Any ideas would be greatly appreciated ;-)

Phil

EDIT: defined the contacting surfaces. Surface cylinder = steel, 2nd Surface = rubber block.

Last edited: Apr 1, 2009
2. Apr 1, 2009

### Mapes

Re: Energy "lost" in rolling, sliding and torsion

Hi qmul, welcome to PF. The work done in the first and third cases is relatively low and often assumed to be zero; the reason is that there is essentially no resisting force under your assumption of no axis-cylinder friction.

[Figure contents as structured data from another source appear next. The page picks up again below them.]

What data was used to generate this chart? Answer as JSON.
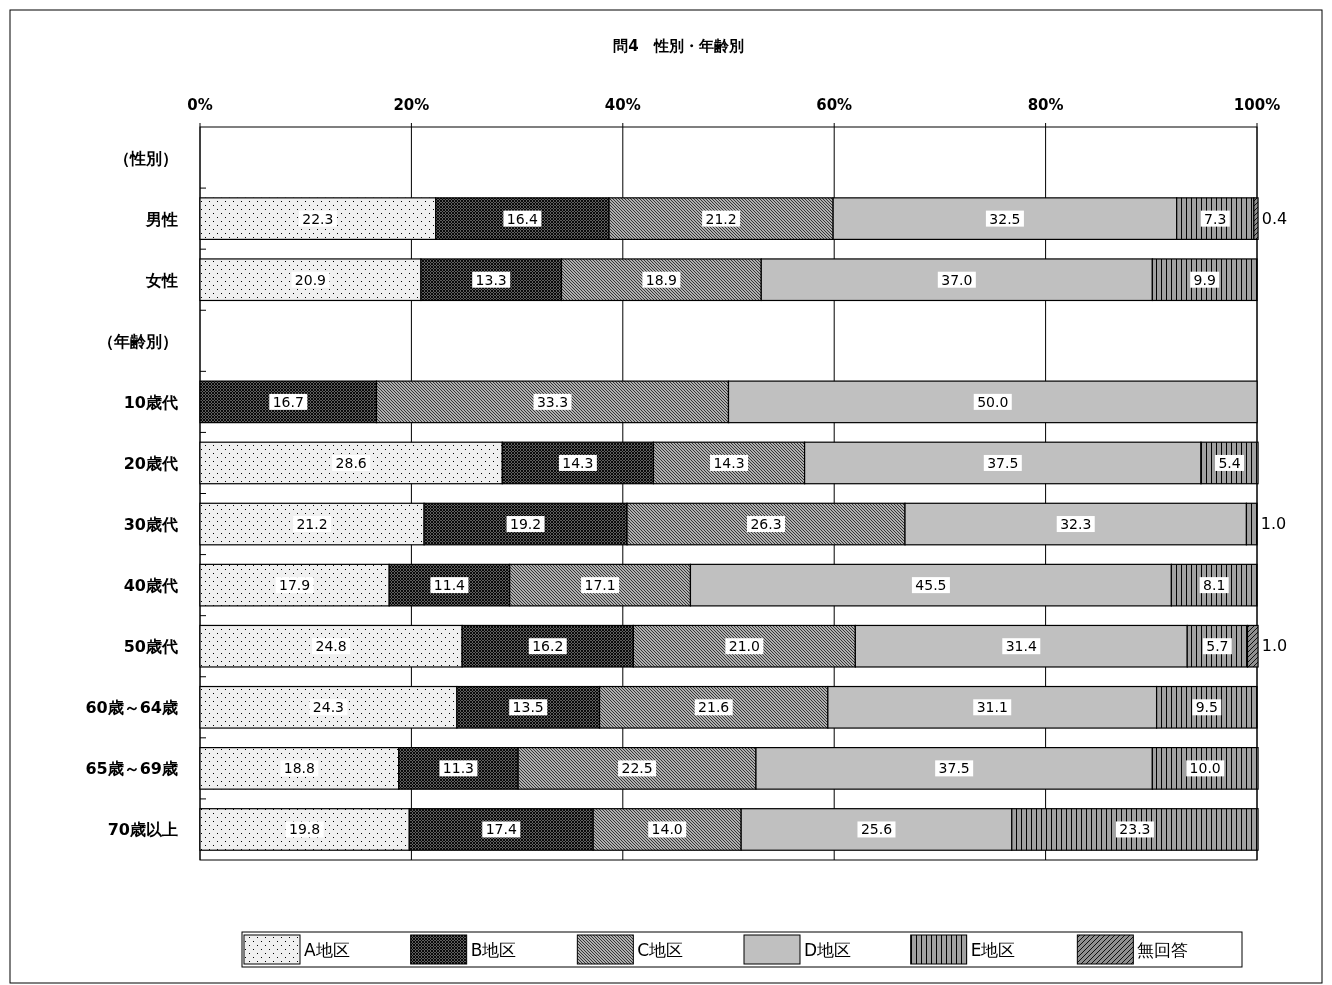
{
  "chart_data": {
    "type": "bar",
    "orientation": "horizontal",
    "stacked": true,
    "title": "問4　性別・年齢別",
    "categories": [
      "（性別）",
      "男性",
      "女性",
      "（年齢別）",
      "10歳代",
      "20歳代",
      "30歳代",
      "40歳代",
      "50歳代",
      "60歳～64歳",
      "65歳～69歳",
      "70歳以上"
    ],
    "xlim": [
      0,
      100
    ],
    "xticks": [
      {
        "value": 0,
        "label": "0%"
      },
      {
        "value": 20,
        "label": "20%"
      },
      {
        "value": 40,
        "label": "40%"
      },
      {
        "value": 60,
        "label": "60%"
      },
      {
        "value": 80,
        "label": "80%"
      },
      {
        "value": 100,
        "label": "100%"
      }
    ],
    "grid": "x",
    "legend": "bottom",
    "series": [
      {
        "name": "A地区",
        "color": "#f0f0f0",
        "values": [
          null,
          22.3,
          20.9,
          null,
          null,
          28.6,
          21.2,
          17.9,
          24.8,
          24.3,
          18.8,
          19.8
        ],
        "value_labels": [
          null,
          "22.3",
          "20.9",
          null,
          null,
          "28.6",
          "21.2",
          "17.9",
          "24.8",
          "24.3",
          "18.8",
          "19.8"
        ]
      },
      {
        "name": "B地区",
        "color": "#606060",
        "values": [
          null,
          16.4,
          13.3,
          null,
          16.7,
          14.3,
          19.2,
          11.4,
          16.2,
          13.5,
          11.3,
          17.4
        ],
        "value_labels": [
          null,
          "16.4",
          "13.3",
          null,
          "16.7",
          "14.3",
          "19.2",
          "11.4",
          "16.2",
          "13.5",
          "11.3",
          "17.4"
        ]
      },
      {
        "name": "C地区",
        "color": "#b0b0b0",
        "values": [
          null,
          21.2,
          18.9,
          null,
          33.3,
          14.3,
          26.3,
          17.1,
          21.0,
          21.6,
          22.5,
          14.0
        ],
        "value_labels": [
          null,
          "21.2",
          "18.9",
          null,
          "33.3",
          "14.3",
          "26.3",
          "17.1",
          "21.0",
          "21.6",
          "22.5",
          "14.0"
        ]
      },
      {
        "name": "D地区",
        "color": "#c0c0c0",
        "values": [
          null,
          32.5,
          37.0,
          null,
          50.0,
          37.5,
          32.3,
          45.5,
          31.4,
          31.1,
          37.5,
          25.6
        ],
        "value_labels": [
          null,
          "32.5",
          "37.0",
          null,
          "50.0",
          "37.5",
          "32.3",
          "45.5",
          "31.4",
          "31.1",
          "37.5",
          "25.6"
        ]
      },
      {
        "name": "E地区",
        "color": "#a0a0a0",
        "values": [
          null,
          7.3,
          9.9,
          null,
          null,
          5.4,
          1.0,
          8.1,
          5.7,
          9.5,
          10.0,
          23.3
        ],
        "value_labels": [
          null,
          "7.3",
          "9.9",
          null,
          null,
          "5.4",
          "1.0",
          "8.1",
          "5.7",
          "9.5",
          "10.0",
          "23.3"
        ]
      },
      {
        "name": "無回答",
        "color": "#909090",
        "values": [
          null,
          0.4,
          null,
          null,
          null,
          null,
          null,
          null,
          1.0,
          null,
          null,
          null
        ],
        "value_labels": [
          null,
          "0.4",
          null,
          null,
          null,
          null,
          null,
          null,
          "1.0",
          null,
          null,
          null
        ]
      }
    ]
  }
}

The work done in the second case is the product of the distance and the frictional force between the cylinder and the surface. Does this answer your question?

3. Apr 1, 2009

### qmul

Re: Energy "lost" in rolling, sliding and torsion

To complicate maters - the surface is rubber and steel for the cylinder. So there is quite a bit of deformation done to the rubber while rolling / sliding / torsion. The force for rolling, measured in the axis, is significantly lower than in sliding. I guess these new factors will change the question, slightly, don't they?

4. Apr 1, 2009

### Mapes

Re: Energy "lost" in rolling, sliding and torsion

Sure, they'd imply a non-zero work for the first case, which is what you observed.

5. Apr 6, 2009

### qmul

Re: Energy "lost" in rolling, sliding and torsion

are there some general formulas for each of the cases - no matter if it is zero-or non-zero work?

6. Apr 6, 2009

### Mapes

Re: Energy "lost" in rolling, sliding and torsion

Yes:

$$P=Fv$$

$$W=Fd$$

$$F=\mu_k N$$

where P is power, F is the resisting frictional force, v is velocity, d is distance, $\mu_k$ is the coefficient of kinetic (moving) friction, and N is the weight of the moving object.